Today, much of the scholarship in which the conflict thesis was originally based is considered to be inaccurate. For instance, the claim that people of the Middle Ages widely believed that the Earth was flat was first propagated in the same period that originated the conflict thesis and is still very common in popular culture. Modern scholars regard this claim as mistaken, as the contemporary historians of science David C. Lindberg and Ronald L. Numbers write: "there was scarcely a Christian scholar of the Middle Ages who did not acknowledge [earth's] sphericity and even know its approximate circumference.".....

A degree of concord between science and religion can be seen in religious belief and empirical science. The belief that God created the world and therefore humans, can lead to the view that he arranged for humans to know the world. This is underwritten by the doctrine of imago dei. In the words of Thomas Aquinas, "Since human beings are said to be in the image of God in virtue of their having a nature that includes an intellect, such a nature is most in the image of God in virtue of being most able to imitate God".

List of atheists (science and technology)

List of Christian thinkers in science

Albert Einstein supported the compatibility of some interpretations of religion with science. In an article originally appearing in the New York Times Magazine in 1930, he wrote:

" Accordingly, a religious person is devout in the sense that he has no doubt of the significance and loftiness of those superpersonal objects and goals which neither require nor are capable of rational foundation. They exist with the same necessity and matter-of-factness as he himself. In this sense religion is the age-old endeavor of mankind to become clearly and completely conscious of these values and goals and constantly to strengthen and extend their effect. If one conceives of religion and science according to these definitions then a conflict between them appears impossible. For science can only ascertain what is, but not what should be, and outside of its domain value judgments of all kinds remain necessary. Religion, on the other hand, deals only with evaluations of human thought and action: it cannot justifiably speak of facts and relationships between facts. According to this interpretation the well-known conflicts between religion and science in the past must all be ascribed to a misapprehension of the situation which has been described. "

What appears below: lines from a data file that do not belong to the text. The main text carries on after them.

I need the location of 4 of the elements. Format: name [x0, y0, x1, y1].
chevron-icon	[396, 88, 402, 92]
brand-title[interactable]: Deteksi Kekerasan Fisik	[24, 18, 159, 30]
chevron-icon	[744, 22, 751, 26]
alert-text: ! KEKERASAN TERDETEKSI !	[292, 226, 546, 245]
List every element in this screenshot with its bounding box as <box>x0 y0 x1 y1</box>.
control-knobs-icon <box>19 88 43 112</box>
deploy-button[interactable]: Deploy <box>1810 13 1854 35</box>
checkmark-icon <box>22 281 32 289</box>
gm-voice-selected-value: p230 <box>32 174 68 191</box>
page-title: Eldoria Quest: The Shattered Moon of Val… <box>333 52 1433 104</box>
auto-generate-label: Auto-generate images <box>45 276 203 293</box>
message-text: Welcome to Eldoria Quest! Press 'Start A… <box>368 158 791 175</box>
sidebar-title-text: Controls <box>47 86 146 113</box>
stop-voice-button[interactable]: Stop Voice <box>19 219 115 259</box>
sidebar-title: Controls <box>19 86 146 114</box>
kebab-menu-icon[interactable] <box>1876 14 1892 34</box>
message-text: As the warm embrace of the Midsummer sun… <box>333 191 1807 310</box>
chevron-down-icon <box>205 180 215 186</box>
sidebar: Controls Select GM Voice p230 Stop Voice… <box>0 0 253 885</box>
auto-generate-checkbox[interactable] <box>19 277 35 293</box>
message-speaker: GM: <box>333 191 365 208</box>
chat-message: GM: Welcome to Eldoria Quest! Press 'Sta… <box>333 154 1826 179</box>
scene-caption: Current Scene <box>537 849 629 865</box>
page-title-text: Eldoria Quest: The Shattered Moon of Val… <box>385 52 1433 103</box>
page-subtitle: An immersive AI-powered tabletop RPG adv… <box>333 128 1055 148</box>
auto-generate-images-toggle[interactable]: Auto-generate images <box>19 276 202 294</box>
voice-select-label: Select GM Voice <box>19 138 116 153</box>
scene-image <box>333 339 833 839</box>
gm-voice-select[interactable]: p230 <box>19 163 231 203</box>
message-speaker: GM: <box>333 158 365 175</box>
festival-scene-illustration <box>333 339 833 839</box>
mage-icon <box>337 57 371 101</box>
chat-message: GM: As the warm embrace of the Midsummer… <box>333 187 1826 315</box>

Einstein thus expresses views of ethical non-naturalism (contrasted to ethical naturalism).

Prominent modern scientists who are atheists include evolutionary biologist Richard Dawkins and Nobel prize winning physicist Stephen Weinberg. Prominent scientists advocating religious belief include Nobel prize winning physicist Charles Townes and climatologist John T. Houghton.

Studies of scientists' belief in God

Many studies have been conducted in the United States and have generally found that scientists are less likely to believe in God than the rest of the population. Precise definitions and statistics vary, but generally about 1/3 are atheists, 1/3 agnostic, and 1/3 believe in God. Belief also varies by field: psychologists, physicists and engineers are less likely to believe in God than mathematicians, biologists and chemists. Doctors in the United States are much more likely to believe in God (76%).

Some of the most recent research into scientists' self reported belief in God is discussed by Professor Elaine Howard Ecklund. Some of her most interesting findings were that scientist-believers generally considered themselves "religious liberals" (not fundamentalists), and that their religion did not change the way they did science, but rather the way they reflected on its implications. Ecklund also discusses how there is a stigma against belief in God in the professional science community, which may have contributed to underrepresentation of religious voices in the field.